Afin d’éviter tout malentendu, soulignons qu’il ne s’agit ni de la vérité de Dieu, qui a valu à Jan Hus le bûcher, ni de la vérité scientifique qui plus tard a valu à Giordano Bruno la même mort. La vérité qu’exige le onzième commandement ne concerne ni la foi ni la pensée, c’est la vérité de l’étage ontologique le plus bas, la vérité purement positiviste des choses : ce que C a fait hier; ce qu’il pense vraiment au fond de lui-même; ce dont il parle quand il rencontre A; et s’il a des rapports intimes avec B. Pourtant, quoique située à l’étage ontologique le plus bas, c’est la vérité de notre époque et elle recèle la même force explosive que, jadis, la vérité de Jan Hus ou de Giordano Bruno. « Avez-vous des rapports intimes avec B? » demande le journaliste. C répond par un mensonge, en affirmant n’avoir jamais connu B. Mais le journaliste rit sous cape, parce que depuis longtemps un reporter de son journal a secrètement photographié B toute nue dans les bras de C, et il ne dépend plus que de lui de rendre public le scandale, avec en prime des propos du menteur C qui aussi lâchement qu’effrontément persiste à nier qu’il connaît B.

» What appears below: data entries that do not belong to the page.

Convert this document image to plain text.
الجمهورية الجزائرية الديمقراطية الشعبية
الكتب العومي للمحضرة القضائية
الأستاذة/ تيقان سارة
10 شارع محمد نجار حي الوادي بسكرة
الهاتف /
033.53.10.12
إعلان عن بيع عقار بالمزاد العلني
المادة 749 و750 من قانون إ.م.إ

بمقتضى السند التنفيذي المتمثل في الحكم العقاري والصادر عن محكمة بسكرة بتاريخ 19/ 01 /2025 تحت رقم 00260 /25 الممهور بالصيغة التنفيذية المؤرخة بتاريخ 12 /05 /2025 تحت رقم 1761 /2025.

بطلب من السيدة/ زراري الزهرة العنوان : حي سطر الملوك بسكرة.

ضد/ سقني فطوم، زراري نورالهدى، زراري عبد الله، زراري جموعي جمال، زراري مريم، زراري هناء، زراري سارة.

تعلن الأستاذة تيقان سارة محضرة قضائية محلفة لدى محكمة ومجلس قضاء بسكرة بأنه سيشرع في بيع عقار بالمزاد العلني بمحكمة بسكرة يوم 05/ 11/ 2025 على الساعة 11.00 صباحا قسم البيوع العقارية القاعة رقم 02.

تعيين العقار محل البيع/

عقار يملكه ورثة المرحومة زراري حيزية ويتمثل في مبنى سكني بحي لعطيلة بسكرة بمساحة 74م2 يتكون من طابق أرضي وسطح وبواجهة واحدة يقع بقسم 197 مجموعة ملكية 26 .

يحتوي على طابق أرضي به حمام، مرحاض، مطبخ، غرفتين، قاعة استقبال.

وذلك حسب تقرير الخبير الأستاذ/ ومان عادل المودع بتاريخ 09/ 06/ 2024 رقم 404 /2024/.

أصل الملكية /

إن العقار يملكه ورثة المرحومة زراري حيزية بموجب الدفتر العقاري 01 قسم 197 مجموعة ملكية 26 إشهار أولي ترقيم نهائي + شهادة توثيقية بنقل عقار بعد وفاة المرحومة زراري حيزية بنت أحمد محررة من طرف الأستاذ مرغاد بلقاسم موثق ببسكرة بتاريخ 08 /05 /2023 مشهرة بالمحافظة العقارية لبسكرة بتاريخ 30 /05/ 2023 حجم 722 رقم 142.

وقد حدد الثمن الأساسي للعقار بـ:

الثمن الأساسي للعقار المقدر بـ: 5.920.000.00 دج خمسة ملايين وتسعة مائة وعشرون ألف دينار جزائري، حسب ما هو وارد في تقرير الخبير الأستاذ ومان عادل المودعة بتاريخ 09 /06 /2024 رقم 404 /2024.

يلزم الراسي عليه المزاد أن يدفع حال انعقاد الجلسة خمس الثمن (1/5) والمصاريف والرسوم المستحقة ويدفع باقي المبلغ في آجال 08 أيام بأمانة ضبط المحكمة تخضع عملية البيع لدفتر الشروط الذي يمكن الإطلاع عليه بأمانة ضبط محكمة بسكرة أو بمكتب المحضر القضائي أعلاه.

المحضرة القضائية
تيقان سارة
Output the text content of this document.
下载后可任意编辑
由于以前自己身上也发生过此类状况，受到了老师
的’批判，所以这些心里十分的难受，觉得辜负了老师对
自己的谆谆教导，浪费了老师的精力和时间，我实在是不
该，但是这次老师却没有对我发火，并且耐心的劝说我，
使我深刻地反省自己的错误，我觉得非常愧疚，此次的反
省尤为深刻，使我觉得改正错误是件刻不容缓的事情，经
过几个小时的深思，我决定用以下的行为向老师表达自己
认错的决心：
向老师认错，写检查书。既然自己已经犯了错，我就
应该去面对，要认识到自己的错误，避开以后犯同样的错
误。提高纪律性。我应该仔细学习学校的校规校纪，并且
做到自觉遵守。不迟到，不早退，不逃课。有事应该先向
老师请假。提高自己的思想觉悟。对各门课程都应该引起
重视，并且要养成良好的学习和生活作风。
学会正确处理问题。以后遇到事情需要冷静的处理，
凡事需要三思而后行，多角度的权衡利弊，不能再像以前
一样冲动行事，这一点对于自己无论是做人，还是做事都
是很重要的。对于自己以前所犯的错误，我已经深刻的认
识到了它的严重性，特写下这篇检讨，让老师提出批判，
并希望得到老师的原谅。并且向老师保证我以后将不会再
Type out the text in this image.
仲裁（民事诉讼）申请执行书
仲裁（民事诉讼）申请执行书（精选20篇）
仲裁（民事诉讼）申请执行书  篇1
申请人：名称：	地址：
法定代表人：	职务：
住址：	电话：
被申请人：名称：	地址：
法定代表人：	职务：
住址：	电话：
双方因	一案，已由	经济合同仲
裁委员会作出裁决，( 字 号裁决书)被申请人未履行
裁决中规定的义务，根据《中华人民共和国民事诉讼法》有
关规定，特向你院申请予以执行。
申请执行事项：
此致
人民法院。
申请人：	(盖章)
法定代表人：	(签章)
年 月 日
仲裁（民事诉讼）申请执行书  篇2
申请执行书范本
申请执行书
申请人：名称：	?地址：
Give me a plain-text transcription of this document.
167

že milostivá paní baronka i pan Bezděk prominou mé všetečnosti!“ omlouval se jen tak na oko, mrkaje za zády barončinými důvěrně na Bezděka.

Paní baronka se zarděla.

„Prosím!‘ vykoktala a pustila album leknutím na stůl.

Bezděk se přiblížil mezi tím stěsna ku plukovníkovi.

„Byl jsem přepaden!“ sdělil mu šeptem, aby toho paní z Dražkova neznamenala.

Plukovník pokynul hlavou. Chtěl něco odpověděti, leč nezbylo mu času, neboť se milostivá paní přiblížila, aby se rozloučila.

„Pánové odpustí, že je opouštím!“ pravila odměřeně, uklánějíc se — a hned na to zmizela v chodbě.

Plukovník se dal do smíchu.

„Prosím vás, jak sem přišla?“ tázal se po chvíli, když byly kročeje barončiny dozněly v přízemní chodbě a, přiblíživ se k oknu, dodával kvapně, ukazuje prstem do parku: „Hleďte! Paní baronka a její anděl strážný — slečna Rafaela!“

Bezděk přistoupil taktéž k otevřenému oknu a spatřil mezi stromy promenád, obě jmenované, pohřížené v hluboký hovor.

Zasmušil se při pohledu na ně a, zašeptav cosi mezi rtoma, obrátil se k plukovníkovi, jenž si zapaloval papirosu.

Nous sommes en pleine campagne électorale, l’homme politique saute dans un hélicoptère, de l’hélicoptère dans une voiture, il se démène, transpire, avale son déjeuner en courant, hurle dans des micros, prononce des discours de deux heures, mais pour finir c’est un Woodward ou un Bernstein qui décidera laquelle, parmi les cinquante mille phrases prononcées, paraîtra dans les journaux ou sera citée à la radio. D’où le désir qu’à l’homme politique de parler en personne à la radio ou à la télévision, mais il lui faut alors l’intermédiaire d’une Oriana Fallaci, qui garde la haute main sur le programme et qui pose les questions. Pour mettre à profit le bref moment où toute la nation peut le voir, l’homme politique voudra se hâter de dire tout ce qui lui tient à cœur, mais Woodward l’interrogera sur des sujets qui ne lui tiennent pas à cœur du tout et dont il aimerait mieux ne pas parler. Il se trouvera ainsi dans la situation classique du lycéen interrogé au tableau, et aura recours à un vieux truc : feignant de répondre à la question, il ressortira en réalité les phrases préparées chez lui pour l’émission. Mais ce truc a pu autrefois abuser le professeur, il n’abusera pas Bernstein qui le houspillera sans pitié : « Vous n’avez pas répondu à ma question ».
(Extrait de « L’Immortalité », un roman de Milan Kundera, traduit du tchèque par Eva Bloch, éditions Gallimard, Paris, 1990).